From equation (2.10), it can be shown that \[\begin{equation} \mathrm{Var}\left( \mathbf{Ay +B} \right) = \mathrm{Var}\left( \mathbf{Ay} \right) = \mathbf{A} \left( \mathrm{Var}~\mathbf{y} \right) \mathbf{A}^{\prime}. \tag{2.11} \end{equation}\] For example, if \(\mathbf{A} = (a_1, a_2, \ldots,a_n)= \mathbf{a}^{\prime}\) and B = 0, then equation (2.11) reduces to \[ \mathrm{Var}\left( \sum_{i=1}^n a_i y_i \right) = \mathrm{Var} \left( \mathbf{a^{\prime} y} \right) = \mathbf{a^{\prime}} \left( \mathrm{Var} ~\mathbf{y} \right) \mathbf{a} = (a_1, a_2, \ldots,a_n) \left( \mathrm{Var} ~\mathbf{y} \right) \left(\begin{array}{c} a_1 \\ \vdots \\ a_n \end{array}\right) \] \[ = \sum_{i=1}^n a_i^2 \mathrm{Var} ~y_i ~+~2 \sum_{i=2}^n \sum_{j=1}^{i-1} a_i a_j \mathrm{Cov}(y_i, y_j). \]
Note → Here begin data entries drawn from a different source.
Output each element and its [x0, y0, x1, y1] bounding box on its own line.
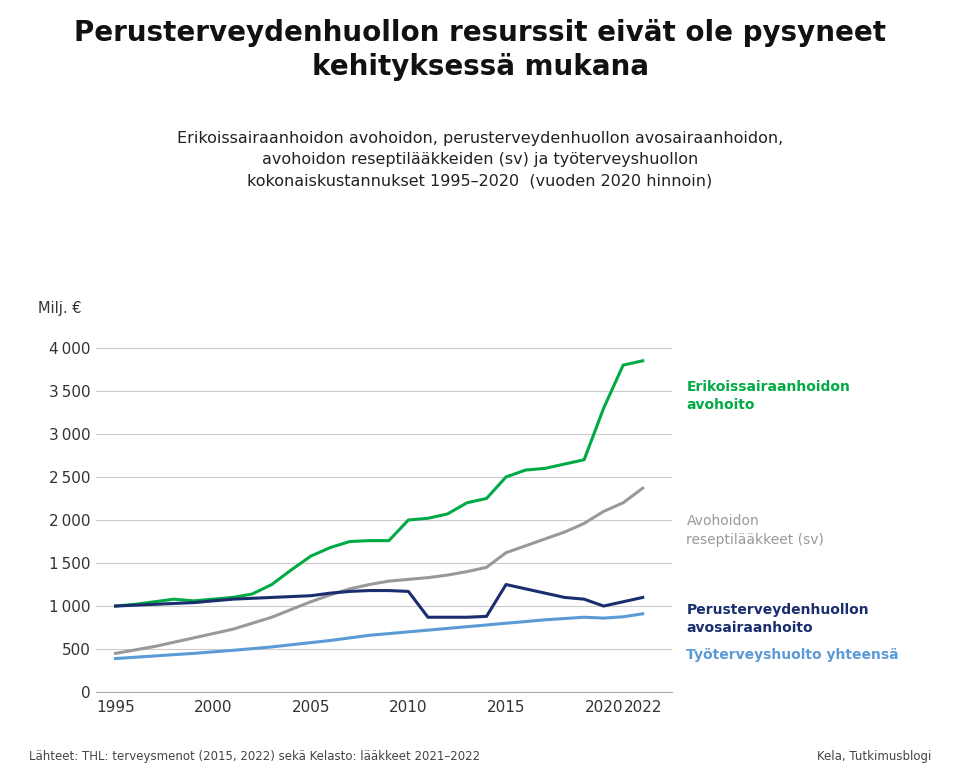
Text: Perusterveydenhuollon resurssit eivät ole pysyneet
kehityksessä mukana: Perusterveydenhuollon resurssit eivät ol… [74, 19, 886, 81]
Text: Erikoissairaanhoidon avohoidon, perusterveydenhuollon avosairaanhoidon,
avohoido: Erikoissairaanhoidon avohoidon, peruster… [177, 131, 783, 189]
Text: Perusterveydenhuollon
avosairaanhoito: Perusterveydenhuollon avosairaanhoito [686, 603, 869, 635]
Text: Milj. €: Milj. € [38, 301, 82, 316]
Text: Työterveyshuolto yhteensä: Työterveyshuolto yhteensä [686, 648, 899, 662]
Text: Erikoissairaanhoidon
avohoito: Erikoissairaanhoidon avohoito [686, 380, 851, 412]
Text: Avohoidon
reseptilääkkeet (sv): Avohoidon reseptilääkkeet (sv) [686, 514, 825, 547]
Text: Kela, Tutkimusblogi: Kela, Tutkimusblogi [817, 750, 931, 763]
Text: Lähteet: THL: terveysmenot (2015, 2022) sekä Kelasto: lääkkeet 2021–2022: Lähteet: THL: terveysmenot (2015, 2022) … [29, 750, 480, 763]
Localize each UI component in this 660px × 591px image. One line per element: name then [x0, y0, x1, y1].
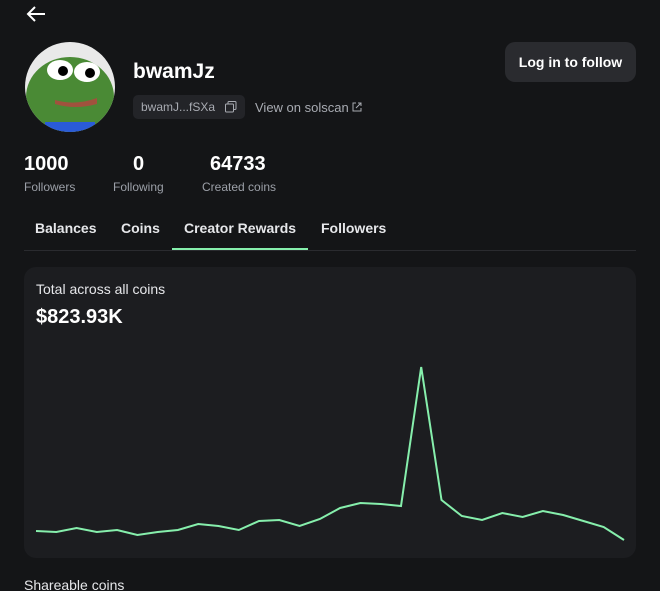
stat-label: Created coins	[202, 180, 277, 194]
follow-button[interactable]: Log in to follow	[505, 42, 636, 82]
tab[interactable]: Creator Rewards	[184, 220, 297, 236]
chart-title: Total across all coins	[36, 281, 166, 297]
solscan-link[interactable]: View on solscan	[255, 100, 362, 115]
stat-value: 0	[133, 153, 145, 175]
tab[interactable]: Coins	[121, 220, 160, 236]
back-button[interactable]	[24, 4, 48, 24]
stat-value: 1000	[24, 153, 69, 175]
tab[interactable]: Followers	[321, 220, 387, 236]
chart-total: $823.93K	[36, 306, 123, 328]
stat-value: 64733	[210, 153, 266, 175]
stat-label: Followers	[24, 180, 76, 194]
address: bwamJ...fSXa	[141, 100, 216, 114]
tab[interactable]: Balances	[35, 220, 97, 236]
username: bwamJz	[133, 60, 215, 83]
stat-label: Following	[113, 180, 164, 194]
active-tab-underline	[172, 248, 308, 250]
tab-divider	[24, 250, 636, 251]
section-title: Shareable coins	[24, 577, 125, 591]
external-icon	[352, 102, 362, 112]
address-pill[interactable]: bwamJ...fSXa	[133, 95, 245, 119]
chart-card	[24, 267, 636, 558]
line	[35, 366, 625, 541]
solscan-text: View on solscan	[255, 100, 349, 115]
avatar	[25, 42, 115, 132]
copy-icon	[225, 101, 237, 113]
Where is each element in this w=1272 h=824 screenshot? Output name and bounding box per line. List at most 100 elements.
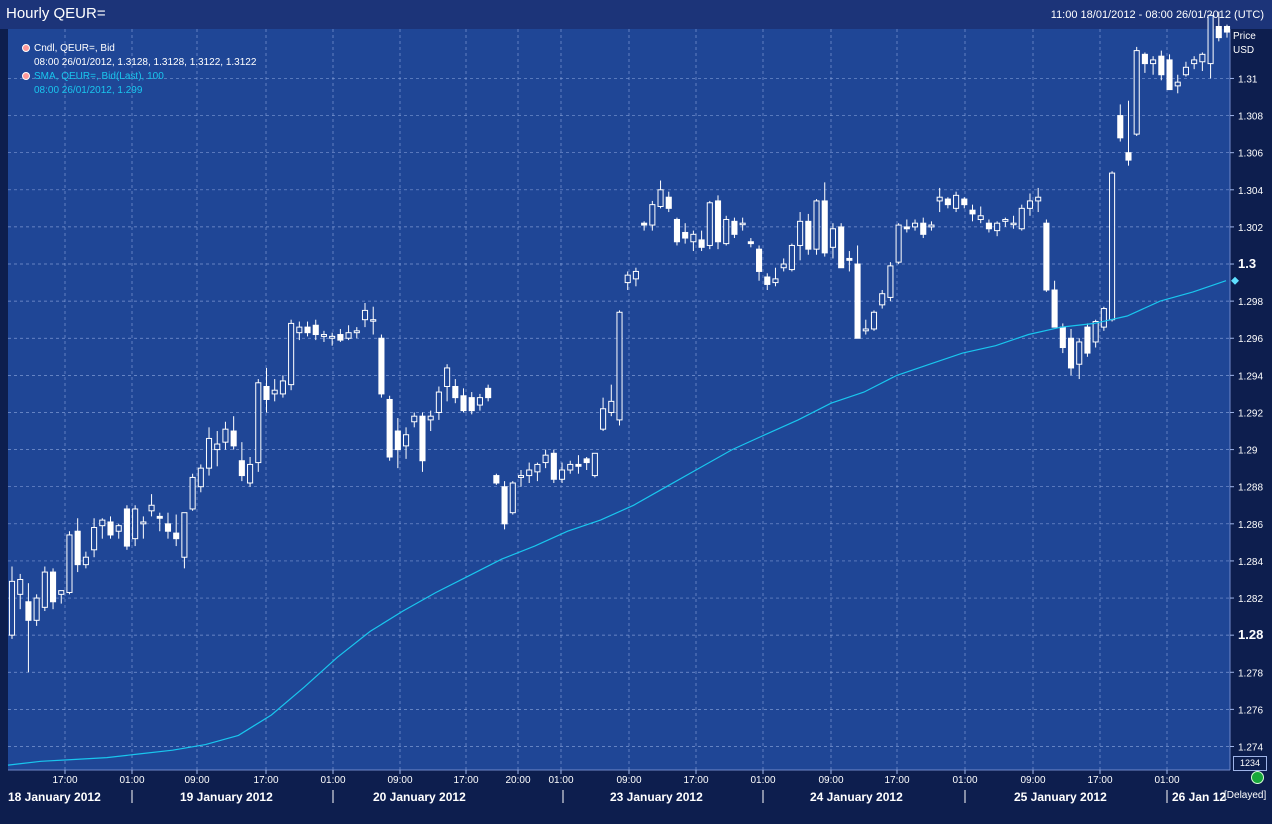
x-tick-label: 17:00 (52, 775, 77, 786)
candle (517, 470, 525, 487)
candle-body (534, 463, 541, 473)
candle-body (583, 458, 590, 464)
candle (936, 187, 943, 213)
candle (361, 302, 369, 328)
candle (673, 217, 681, 246)
candle-body (263, 385, 270, 400)
candle (50, 568, 57, 610)
candle (714, 195, 722, 250)
y-tick-label: 1.292 (1238, 408, 1263, 419)
candle (1035, 187, 1042, 213)
candle-body (238, 460, 245, 477)
candle-body (575, 463, 582, 467)
candle (476, 393, 483, 411)
candle-body (452, 385, 459, 399)
candle (17, 573, 24, 610)
candles (8, 11, 1231, 673)
sma-line (7, 280, 1227, 766)
candle (846, 251, 853, 272)
candle-body (821, 200, 828, 254)
candle (928, 221, 935, 231)
x-tick-label: 09:00 (184, 775, 209, 786)
candle-body (50, 571, 57, 603)
candle-body (370, 319, 377, 322)
candle-body (107, 521, 114, 536)
candle-body (1141, 53, 1148, 65)
candle (173, 514, 180, 547)
candle (969, 204, 976, 222)
candle-body (682, 231, 689, 239)
counter-box[interactable]: 1234 (1233, 756, 1267, 771)
candle-body (1026, 200, 1034, 209)
candle (772, 267, 779, 287)
candle-body (320, 334, 328, 337)
candle (74, 518, 81, 573)
candle-body (698, 239, 705, 248)
candle-body (870, 311, 878, 330)
candle (1043, 219, 1050, 292)
chart-title: Hourly QEUR= (6, 5, 106, 22)
candle-body (468, 397, 475, 412)
candle (788, 243, 795, 272)
candle-body (230, 430, 237, 447)
y-tick-label: 1.284 (1238, 557, 1263, 568)
candle-body (148, 504, 155, 512)
candle-body (173, 532, 180, 540)
candle-body (1043, 222, 1050, 291)
candle (944, 197, 951, 209)
title-bar: Hourly QEUR= 11:00 18/01/2012 - 08:00 26… (0, 0, 1272, 29)
candle-body (772, 278, 779, 284)
x-tick-label: 17:00 (453, 775, 478, 786)
y-tick-label: 1.296 (1238, 334, 1263, 345)
candle (25, 583, 32, 673)
x-tick-label: 01:00 (952, 775, 977, 786)
candle (197, 464, 204, 493)
candle (813, 199, 820, 255)
candle-body (1051, 289, 1058, 328)
candle (452, 379, 459, 404)
candle-body (1150, 59, 1157, 65)
legend-sma[interactable]: SMA, QEUR=, Bid(Last), 100 (22, 71, 164, 82)
candle (854, 245, 861, 339)
candle-body (657, 189, 664, 207)
candle (608, 384, 615, 417)
y-axis-ticks: 1.274 1.276 1.278 1.28 1.282 1.284 1.286 1.288 1… (1230, 74, 1263, 754)
candle (764, 273, 771, 290)
candle (1182, 61, 1189, 77)
candle (320, 330, 328, 342)
legend-candle-values: 08:00 26/01/2012, 1.3128, 1.3128, 1.3122… (34, 57, 257, 68)
date-label: 23 January 2012 (610, 790, 703, 804)
candle-body (550, 452, 557, 480)
x-tick-label: 17:00 (1087, 775, 1112, 786)
candle (591, 452, 598, 478)
candle-body (1084, 326, 1091, 354)
candle (649, 200, 656, 231)
candle (222, 421, 229, 450)
candle-body (271, 389, 278, 395)
candle (1125, 100, 1132, 166)
candle (756, 245, 763, 281)
candle-body (1100, 308, 1107, 328)
candle-body (132, 508, 139, 540)
candle-body (8, 580, 16, 636)
candle-body (197, 467, 204, 488)
candle-body (714, 200, 722, 243)
candle (1076, 338, 1083, 380)
candle (263, 367, 270, 413)
candle (1207, 14, 1214, 79)
candle-body (460, 395, 467, 412)
candle (501, 481, 508, 530)
legend-candle[interactable]: Cndl, QEUR=, Bid (22, 43, 115, 54)
x-axis-ticks: 17:00 01:00 09:00 17:00 01:00 09:00 17:00 20:00… (52, 770, 1180, 786)
x-tick-label: 09:00 (1020, 775, 1045, 786)
candle-body (1223, 25, 1231, 33)
status-indicator-icon (1251, 771, 1264, 784)
candle-body (493, 475, 500, 484)
candle (1117, 104, 1124, 142)
candle (862, 319, 869, 335)
candle-body (673, 218, 681, 243)
candle (33, 594, 40, 626)
candle-body (66, 534, 73, 593)
candle-body (1166, 59, 1173, 91)
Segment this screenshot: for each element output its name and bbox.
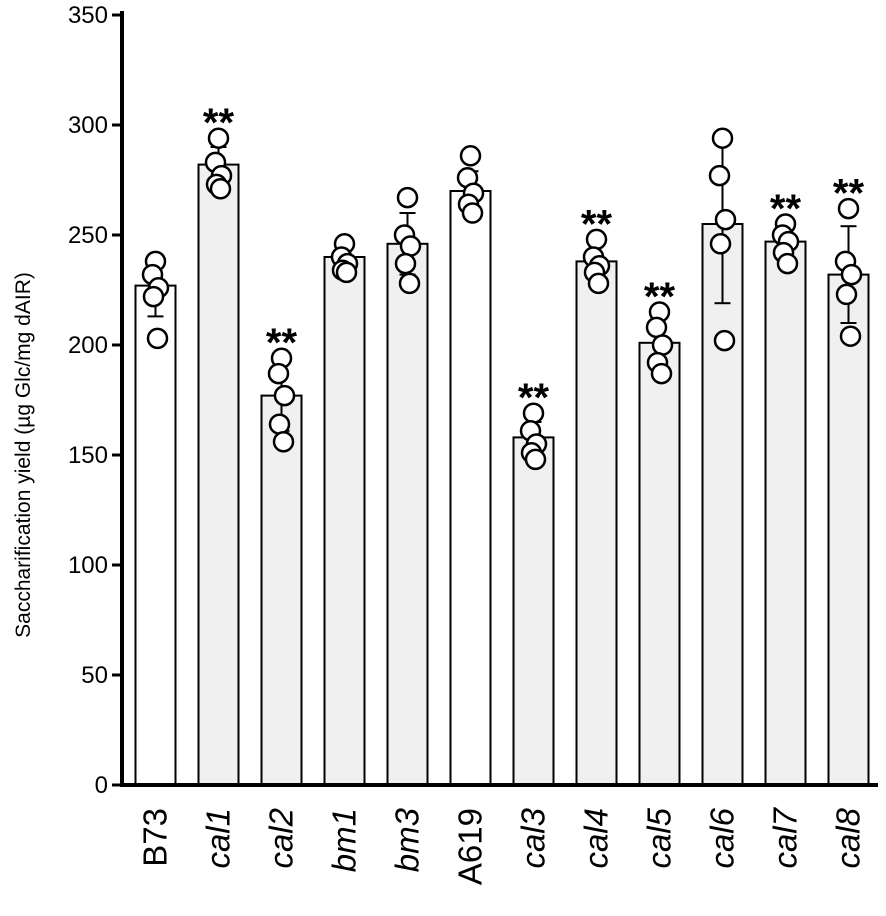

Definition - Multivariate Normal Distribution. A vector of random variables \(\mathbf{y} = \left(y_1, \ldots, y_n \right)^{\prime}\) is said to be multivariate normal if all linear combinations of the form \(\sum_{i=1}^n a_i y_i\) are normally distributed. In this case, we write \(\mathbf{y} \sim N (\mathbf{\boldsymbol \mu}, \mathbf{\Sigma} )\), where \(\mathbf{\boldsymbol \mu} = \mathrm{E}~ \mathbf{y}\) is the expected value of y and \(\mathbf{\Sigma}= \mathrm{Var}~\mathbf{y}\) is the variance-covariance matrix of y. From the definition, we have that \(\mathbf{y}\sim N (\mathbf{\boldsymbol \mu}, \mathbf{\Sigma} )\) implies that \(\mathbf{a^{\prime}y}\sim N (\mathbf{a^{\prime} \boldsymbol \mu}, \mathbf{a^{\prime}\Sigma a})\). Thus, if \(y_i\) are i.i.d., then \(\sum_{i=1}^n a_i y_i\) is distributed normally with mean \(\mu \sum_{i=1}^n a_i\) and variance \(\sigma ^2 \sum_{i=1}^n a_i ^2\).